Le dragon de Komodo a le sang froid. Sa queue est aussi longue que son corps. Il possède environ 60 dents pointues qui peuvent atteindre 2,5 centimètres de long. Il possède également une longue langue jaune et fourchue. Sa peau peut être bleue, orange, verte, grise ou brune. Sa salive est rouge car ses gencives recouvrent presque entièrement ses dents. Lorsqu'ils mangent, leurs dents coupent leurs gencives et les font saigner. Cela crée un bon environnement pour les dangereuses bactéries qui vivent dans sa bouche.
Taille
Ces lézards sont les principaux prédateurs dans les endroits où ils vivent car ils sont très gros.
Les gens pensaient qu'ils étaient très grands parce qu'il n'y a pas d'autres grands animaux carnivores sur les îles où ils vivent. Ils n'avaient donc pas à rivaliser avec d'autres animaux similaires pour la même nourriture et les mêmes endroits où vivre. Les gens pensaient aussi qu'ils étaient grands à cause de leur faible taux métabolique.
Cependant, les faits sont différents. Les fossiles montrent que le Komodo est le dernier d'un groupe de lézards appelés varanidés. Ces lézards ont à peu près la même taille depuis près d'un million d'années. Ils sont nés en Australie il y a près de quatre millions d'années, et se sont ensuite répandus dans une grande partie de l'Indonésie. Leur taille n'a rien à voir avec le fait qu'ils se trouvent sur une île relativement petite.
La plupart d'entre eux sont morts au contact de l'homme moderne.
Les sens
Les trous d'oreille du dragon de Komodo sont faciles à voir, mais les dragons de Komodo ne sont pas très doués pour entendre. Il est capable de voir jusqu'à 300 mètres de distance, mais on pense qu'il a une mauvaise vision nocturne. Le dragon de Komodo est capable de voir en couleurs, mais il a du mal à voir les objets qui ne bougent pas.
Le dragon de Komodo utilise sa langue pour goûter et sentir comme beaucoup d'autres reptiles. Ils possèdent une partie du corps spéciale appelée organe de Jacobson pour l'odorat. Avec l'aide d'un bon vent, ils peuvent sentir les animaux morts à une distance de 4 à 9,5 kilomètres. Les narines du dragon de Komodo ne sont pas très utiles pour sentir, car il n'a pas de diaphragme. Il n'a que quelques papilles gustatives au fond de sa gorge. Ses écailles ont des connexions spéciales avec les nerfs qui donnent au lézard le sens du toucher. Les écailles autour des oreilles, des lèvres, du menton et de la plante des pieds peuvent avoir trois de ces connexions ou plus.
Salive
Les dragons de Komodo ont des bactéries dangereuses dans leur salive. Les scientifiques en ont identifié 57. L'une des bactéries les plus dangereuses dans la salive des dragons de Komodo semble être une sorte de Pasteurella multocida. Ces bactéries provoquent des maladies dans le sang de leur victime. Si une morsure ne tue pas un animal et qu'il s'échappe, il mourra généralement dans la semaine qui suit l'infection. Le dragon de Komodo semble ne jamais tomber malade à cause de sa propre bactérie. Les chercheurs ont donc cherché l'antibactérien du lézard. Celui-ci pourrait être utilisé comme médicament pour les humains.

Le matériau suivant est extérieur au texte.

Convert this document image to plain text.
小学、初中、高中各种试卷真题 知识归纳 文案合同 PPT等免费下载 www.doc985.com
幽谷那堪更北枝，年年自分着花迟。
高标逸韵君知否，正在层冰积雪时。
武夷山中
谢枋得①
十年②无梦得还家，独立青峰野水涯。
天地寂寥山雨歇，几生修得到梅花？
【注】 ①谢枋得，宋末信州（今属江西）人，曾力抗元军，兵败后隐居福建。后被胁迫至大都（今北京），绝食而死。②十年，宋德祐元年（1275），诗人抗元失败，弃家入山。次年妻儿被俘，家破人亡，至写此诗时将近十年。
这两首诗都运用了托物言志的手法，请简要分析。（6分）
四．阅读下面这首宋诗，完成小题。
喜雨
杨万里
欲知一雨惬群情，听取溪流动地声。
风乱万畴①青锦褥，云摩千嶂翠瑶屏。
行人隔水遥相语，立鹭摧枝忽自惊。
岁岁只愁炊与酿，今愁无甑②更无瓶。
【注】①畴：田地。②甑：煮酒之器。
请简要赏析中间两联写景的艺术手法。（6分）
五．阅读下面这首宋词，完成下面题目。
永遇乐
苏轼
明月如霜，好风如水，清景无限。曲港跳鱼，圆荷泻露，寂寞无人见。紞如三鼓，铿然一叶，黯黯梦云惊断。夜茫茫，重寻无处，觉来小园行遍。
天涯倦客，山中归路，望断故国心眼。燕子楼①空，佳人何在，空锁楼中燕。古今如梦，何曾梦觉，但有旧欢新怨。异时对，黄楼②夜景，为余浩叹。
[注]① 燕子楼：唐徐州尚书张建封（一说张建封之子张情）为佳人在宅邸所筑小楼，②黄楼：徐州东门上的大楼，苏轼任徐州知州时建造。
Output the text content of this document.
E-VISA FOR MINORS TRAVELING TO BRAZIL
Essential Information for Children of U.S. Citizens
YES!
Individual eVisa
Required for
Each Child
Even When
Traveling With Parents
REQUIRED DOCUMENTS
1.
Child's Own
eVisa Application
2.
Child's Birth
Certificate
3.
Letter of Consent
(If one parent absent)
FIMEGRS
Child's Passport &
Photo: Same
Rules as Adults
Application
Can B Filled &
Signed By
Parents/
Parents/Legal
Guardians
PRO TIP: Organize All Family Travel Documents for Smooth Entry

En plus des bactéries mortelles, le dragon de Komodo possède des glandes à venin dans sa mâchoire inférieure qui correspondent à la puissance du taipan, un serpent venimeux. Le venin agit comme un fluidifiant sanguin et provoque la mort par insuffisance cardiaque et hémorragie interne massive en 30 minutes seulement.
Reproduction
L'accouplement commence entre mai et août et la ponte a lieu en septembre. Les dragons laissent une vingtaine d'œufs dans des nids vides laissés par des oiseaux appelés mégapodes. Les œufs se développent pendant sept à huit mois. Les œufs s'ouvrent et les bébés lézards sortent en avril, quand il y a beaucoup d'insectes à manger. Les jeunes dragons de Komodo vivent dans les arbres, où ils sont à l'abri des dragons de Komodo adultes et des autres animaux qui pourraient les manger. Il leur faut environ trois à cinq ans pour arriver à maturité et ils peuvent vivre jusqu'à cinquante ans. Les femelles peuvent avoir des bébés sans fécondation (parthénogenèse).